Posted: Wed Jan 11, 2012 5:32 pm
by Christopher
You probably need to compare the texts to a large number of words and phrases and give it a score based on the number of matches and probably combinations of terms used together. For example, the word "compete" might be in articles about sports, economy and politics, whereas other terms would be more specific to only one area.

Perhaps seeding the system from the other direction might make sense. Do word counts on many articles in many subjects to find the unique/rare words for each subject.

Re: Analyse and categorize information

Posted: Thu Jan 12, 2012 3:31 am
by imac
Thanks for the answer Christopher. What you say is completely correct.
I think i found out the solution for this. It uses probability as you said and it works with a previous train with some texts.

Its called "Naive Bayesian" classifier.
I am gonna use this one i have found implemented in PHP:
http://www.phpclasses.org/package/5072- ... ethod.html

It just need some little changes.

Anyway, if you guys are interested on it there's another PHP implementation here:
http://www.xhtml.net/php/PHPNaiveBayesianFilter

Thanks.

Re: Analyse and categorize information

Posted: Thu Jan 12, 2012 4:03 pm
by Christopher
Thanks for posting the information you found back to the forum.

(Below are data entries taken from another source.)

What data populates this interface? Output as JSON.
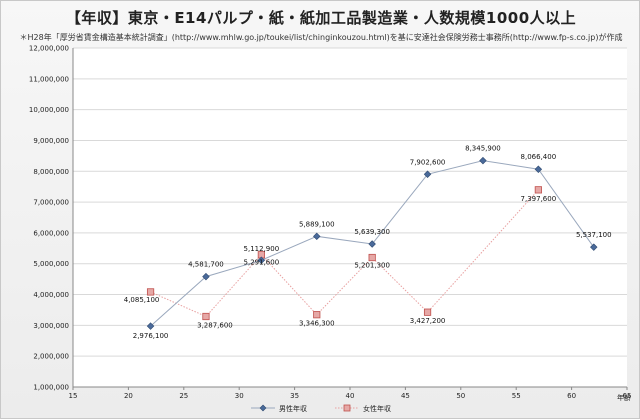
{
  "header": {
    "title": "【年収】東京・E14パルプ・紙・紙加工品製造業・人数規模1000人以上",
    "subtitle": "＊H28年「厚労省賃金構造基本統計調査」(http://www.mhlw.go.jp/toukei/list/chinginkouzou.html)を基に安達社会保険労務士事務所(http://www.fp-s.co.jp)が作成"
  },
  "chart_data": {
    "type": "line",
    "title": "【年収】東京・E14パルプ・紙・紙加工品製造業・人数規模1000人以上",
    "xlabel": "年齢",
    "ylabel": "",
    "xlim": [
      15,
      65
    ],
    "ylim": [
      1000000,
      12000000
    ],
    "x_ticks": [
      15,
      20,
      25,
      30,
      35,
      40,
      45,
      50,
      55,
      60,
      65
    ],
    "y_ticks": [
      1000000,
      2000000,
      3000000,
      4000000,
      5000000,
      6000000,
      7000000,
      8000000,
      9000000,
      10000000,
      11000000,
      12000000
    ],
    "y_tick_labels": [
      "1,000,000",
      "2,000,000",
      "3,000,000",
      "4,000,000",
      "5,000,000",
      "6,000,000",
      "7,000,000",
      "8,000,000",
      "9,000,000",
      "10,000,000",
      "11,000,000",
      "12,000,000"
    ],
    "grid": true,
    "legend_position": "bottom",
    "series": [
      {
        "name": "男性年収",
        "color": "#4a6a9a",
        "marker": "diamond",
        "line": "solid",
        "x": [
          22,
          27,
          32,
          37,
          42,
          47,
          52,
          57,
          62
        ],
        "values": [
          2976100,
          4581700,
          5112900,
          5889100,
          5639300,
          7902600,
          8345900,
          8066400,
          5537100
        ],
        "labels": [
          "2,976,100",
          "4,581,700",
          "5,112,900",
          "5,889,100",
          "5,639,300",
          "7,902,600",
          "8,345,900",
          "8,066,400",
          "5,537,100"
        ]
      },
      {
        "name": "女性年収",
        "color": "#c0504d",
        "marker": "square",
        "line": "dotted",
        "x": [
          22,
          27,
          32,
          37,
          42,
          47,
          57
        ],
        "values": [
          4085100,
          3287600,
          5291600,
          3346300,
          5201300,
          3427200,
          7397600
        ],
        "labels": [
          "4,085,100",
          "3,287,600",
          "5,291,600",
          "3,346,300",
          "5,201,300",
          "3,427,200",
          "7,397,600"
        ]
      }
    ]
  }
}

Please let us know how the project goes. Good luck!

Re: Analyse and categorize information

Posted: Mon Jan 16, 2012 9:32 am
by Mordred
Naive Bayes classifiers do not work without human input though (you need a training set) and the general accuracy is not very good (although for that easiness of implementation and amount of training, the results are quite good).

If you really want 100% unsupervised classification, k-means clustering might be a better choice (well, to use as classifier you'll need K examples so you can properly label the K clusters, but apart from that it's really unsupervised machine learning)

Re: Analyse and categorize information

Posted: Mon Jan 16, 2012 9:52 am
by imac
What do you mean with a cluster? I dont get it.

Thanks.

Re: Analyse and categorize information

Posted: Mon Jan 16, 2012 9:55 am
by Mordred

Re: Analyse and categorize information

Posted: Mon Jan 16, 2012 11:36 am
by imac
Ok, i see.

But... if i have some categories defined by me (lets say, politics, sports, economy). And i have some text which i know they fit in one of those categories, isn't it more simple to use the bayesian method as i have categories and text examples already defined?

It won't be completely automatic as i have to train it at first, but then... it will. And maybe more accurate than with clusters. Right?

Thanks.

Re: Analyse and categorize information

Posted: Mon Jan 16, 2012 11:47 am
by Mordred
Accuracy in machine learning largely depends on the algorithm and training set.

I've implemented a naive bayes classifier before and for topic classification it has ~85% accuracy on some newsgroup data I took from here: http://www.cs.cmu.edu/~tom/book.html (with 2/3 data used for training and 1/3 for testing). For "harder" tasks (authorship determination for forum posts) the accuracy was ~53% way too low for real world use.

I haven't tried clustering for text classification (and I'm too lazy to search for other people's results) but I believe it will be better than that. Naive bayes is called "naive" for a reason :).